For those who don’t know, Samus Returns is a reimagining of the original Metroid II and it keeps the same story and world of that title, but with a huge update in terms of graphics and gameplay.

Speaking of graphics, Samus Returns looks drop-dead gorgeous. The original developers of Metroid II wanted to keep the same vibe of that game, yet the backgrounds are amazing and they really pop when the 3D is on. In fact, it actually makes me want to leave the 3D.

Whenever I play on my Nintendo 3DS, my 3D lever is always turned off. Not that I don’t appreciate the function on my handheld system, but the 3D normally tends to hurt my eyes when I’m using it for long periods of game time and not to mention the draining of the 3DS battery. But with Samus Returns , the backgrounds really immerses you into this world and it’s something you can only appreciate with the 3D on.

The music and sounds compliment the game well, furthering the immersion of players into this Metroid experience.

As for the gameplay, if you’ve played any of Metroid 2D handheld games, you’ll feel right at home with the controls. With that said, there are some new mechanics that have modernized Metroid II while also helping newer players get the lay of the land, so to speak.

The first difference is the melee system. Normally, Samus is running and gunning through a planet, but in Samus Returns , you will have access to a melee attack that will prove useful as you progress in the story, especially when some enemies will leap at you – this is where the melee function really shines. If you time it right, you’ll be able to deliver a massive blow and stun the enemy in the process. Of course, this works differently for stronger enemies and bosses, but the principle remains the same. Every type of enemy has a different attack timing so you’ll need to be quick with your fingers to get the timing just right.

Other new mechanics include a new heads-up display where the map is actually visible in this game. I was too young when Metroid II came out, but I was told there wasn’t a map, so players usually created their own maps on paper to keep track of where they have been. You won’t have to worry about that anymore as the map is easily accessible on the bottom screen. The map automatically shows items you found in each room and hall, but the coolest little change is how you can mark the map. You’re only allowed 10 stamps but you can stamp the map in a way to help you navigate and find hidden items.

In addition, Samus has the ability to project something similar to an EMP, which allows you to find hidden items on the map. You’re supposed to hold down and release the B button to perform it, but in the build I played, it wasn’t that easy to pull off. The duration of the EMP isn’t that long (probably around 20-seconds) and there is a meter to how often you can perform it. This is to offer a little bit of help to newcomers and completionists that find necessary items. The 20-second timer keeps it from being too easy.

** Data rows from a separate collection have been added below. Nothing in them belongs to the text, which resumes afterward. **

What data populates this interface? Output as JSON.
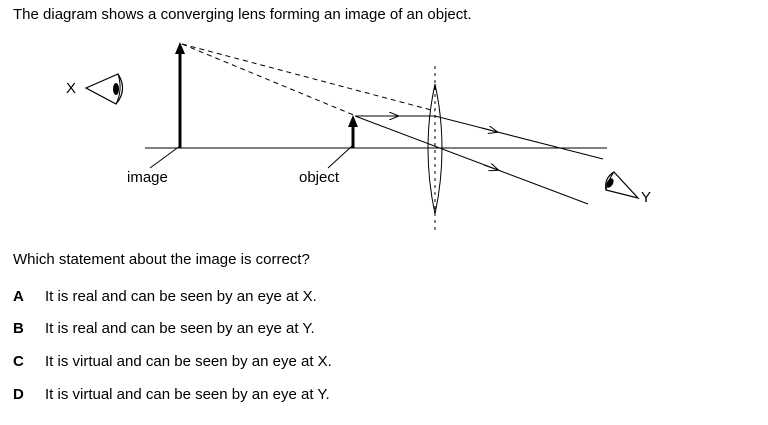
{
  "intro": "The diagram shows a converging lens forming an image of an object.",
  "diagram": {
    "label_x": "X",
    "label_y": "Y",
    "label_image": "image",
    "label_object": "object"
  },
  "question": "Which statement about the image is correct?",
  "options": [
    {
      "letter": "A",
      "text": "It is real and can be seen by an eye at X."
    },
    {
      "letter": "B",
      "text": "It is real and can be seen by an eye at Y."
    },
    {
      "letter": "C",
      "text": "It is virtual and can be seen by an eye at X."
    },
    {
      "letter": "D",
      "text": "It is virtual and can be seen by an eye at Y."
    }
  ]
}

The Nintendo rep who was overseeing my demo (and was very familiar with the original Metroid II ) also informed me that there are some environmental differences with Samus Returns . For example, the acidic water in the first parts of the game that would gradually drain after defeating a boss is replaced with a large Chozo artifact that forces players to defeat Metroids to activate it.

While Samus Returns is a remake, there’s enough differences in the gameplay and environment that even long-time fans can receive a new adventure

Overall, Samus Returns is exactly what fans should want from a 2D Metroid experience. It’s challenging, easy to control while giving players some new tricks for Samus to use. But to experience the beauty in the world, I can’t stress enough how the 3D only amplifies the experience. Try it out with the 3D on – you won’t regret it.

Metroid: Samus Returns will release on Nintendo 3DS Sept. 15.